Financial Times stellt sich gegen Brexit

Nach der "Financial Times" (Bild) trennt sich das Verlagshaus Pearson auch von seinen Economist-Anteilen.
Renommierte britische Zeitung warnt vor Isolierung und wirtschaftlichen Folgen.

Eine Woche vor dem Brexit-Referendum hat die britische Zeitung Financial Times Position bezogen: Anders als das Boulevardblatt The Sun, das am Dienstag für den EU-Austritt Großbritanniens warb, warnte die Financial Times am Donnerstag vor einer Isolierung Großbritanniens und den wirtschaftlichen Konsequenzen eines Brexit.

In einem Leitartikel warnte die Zeitung, die "ökonomischen Kosten eines Rückzugs" Großbritanniens aus der EU würden "substanziell" sein. Der europäische Binnenmarkt habe dem Land viele Vorteile gebracht. Seit dem EU-Beitritt Großbritanniens 1973 sei das Bruttoinlandsprodukt pro Kopf "schneller gestiegen als in Frankreich, Deutschland und Italien". Der Binnenmarkt sei ein "Magnet für ausländische Direktinvestitionen" und ein Garant für britische Jobs.

Historische Dimension

Die Financial Times hob auch die historische Dimension der Entscheidung hervor: "Ein Votum für den Austritt wäre unumkehrbar und ein schwerer Schlag für die liberale Weltordnung der Nachkriegszeit", hieß es im Leitartikel. Ein Brexit setze dem "liberalen Internationalismus" einen "verklemmten Nationalismus" entgegen, es setze einem "offenen Handelssystem" die "Marginalisierung" entgegen.

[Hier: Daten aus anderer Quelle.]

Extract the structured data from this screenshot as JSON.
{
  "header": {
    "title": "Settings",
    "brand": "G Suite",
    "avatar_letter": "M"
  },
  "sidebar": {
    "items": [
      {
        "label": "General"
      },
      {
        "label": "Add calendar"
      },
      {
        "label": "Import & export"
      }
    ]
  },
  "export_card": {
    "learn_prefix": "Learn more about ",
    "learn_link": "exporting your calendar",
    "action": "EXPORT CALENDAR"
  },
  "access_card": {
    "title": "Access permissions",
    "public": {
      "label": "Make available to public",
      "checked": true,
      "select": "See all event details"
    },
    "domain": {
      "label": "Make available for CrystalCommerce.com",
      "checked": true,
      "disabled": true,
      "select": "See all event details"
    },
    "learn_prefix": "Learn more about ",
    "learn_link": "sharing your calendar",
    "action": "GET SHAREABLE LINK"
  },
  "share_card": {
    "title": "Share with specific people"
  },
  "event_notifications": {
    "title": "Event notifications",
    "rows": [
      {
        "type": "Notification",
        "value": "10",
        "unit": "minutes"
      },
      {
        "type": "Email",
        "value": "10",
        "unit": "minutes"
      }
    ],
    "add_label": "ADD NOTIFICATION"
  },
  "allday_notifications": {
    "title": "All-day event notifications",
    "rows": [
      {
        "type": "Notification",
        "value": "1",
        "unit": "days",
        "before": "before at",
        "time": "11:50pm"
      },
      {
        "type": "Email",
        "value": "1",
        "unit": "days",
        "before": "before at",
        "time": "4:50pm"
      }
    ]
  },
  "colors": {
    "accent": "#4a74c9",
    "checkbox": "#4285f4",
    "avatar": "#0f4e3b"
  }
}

Die Zeitung warnte davor, dass sich Großbritannien in einer Zeit grenzüberschreitender Probleme abschotten würde: "Ein konstruktiver Dialog ist entscheidend in einer Zeit, in der Europa mit islamistischem Extremismus, Migration, der russischen Expansion und dem Klimawandel konfrontiert ist", schrieb das Blatt. "Man kann diese Themen nur gemeinsam angehen."

Sun für Brexit

Die Briten stimmen am Donnerstag kommender Woche darüber ab, ob ihr Land aus der EU austreten soll. Am Dienstag hatte sich die ohnehin euroskeptische Sun, mit 4,5 Millionen Lesern die meistgelesene britische Zeitung, klar für den Brexit ausgesprochen. Großbritannien müsse sich vom "diktatorischen Brüssel" befreien, schrieb das Boulevardblatt, und nannte die EU einen "von Deutschland dominierten föderalen Staat".

Die renommierte Financial Times dürfte es mit ihrer Brexit-Warnung schwerer haben, zu den Wählern durchzudringen: Sie hat nur 449.000 Leser. Andere überregionale britische Zeitungen haben sich noch nicht zum Referendum positioniert. In Umfragen liefern sich EU- und Brexit-Befürworter seit Monaten ein Kopf-an-Kopf-Rennen.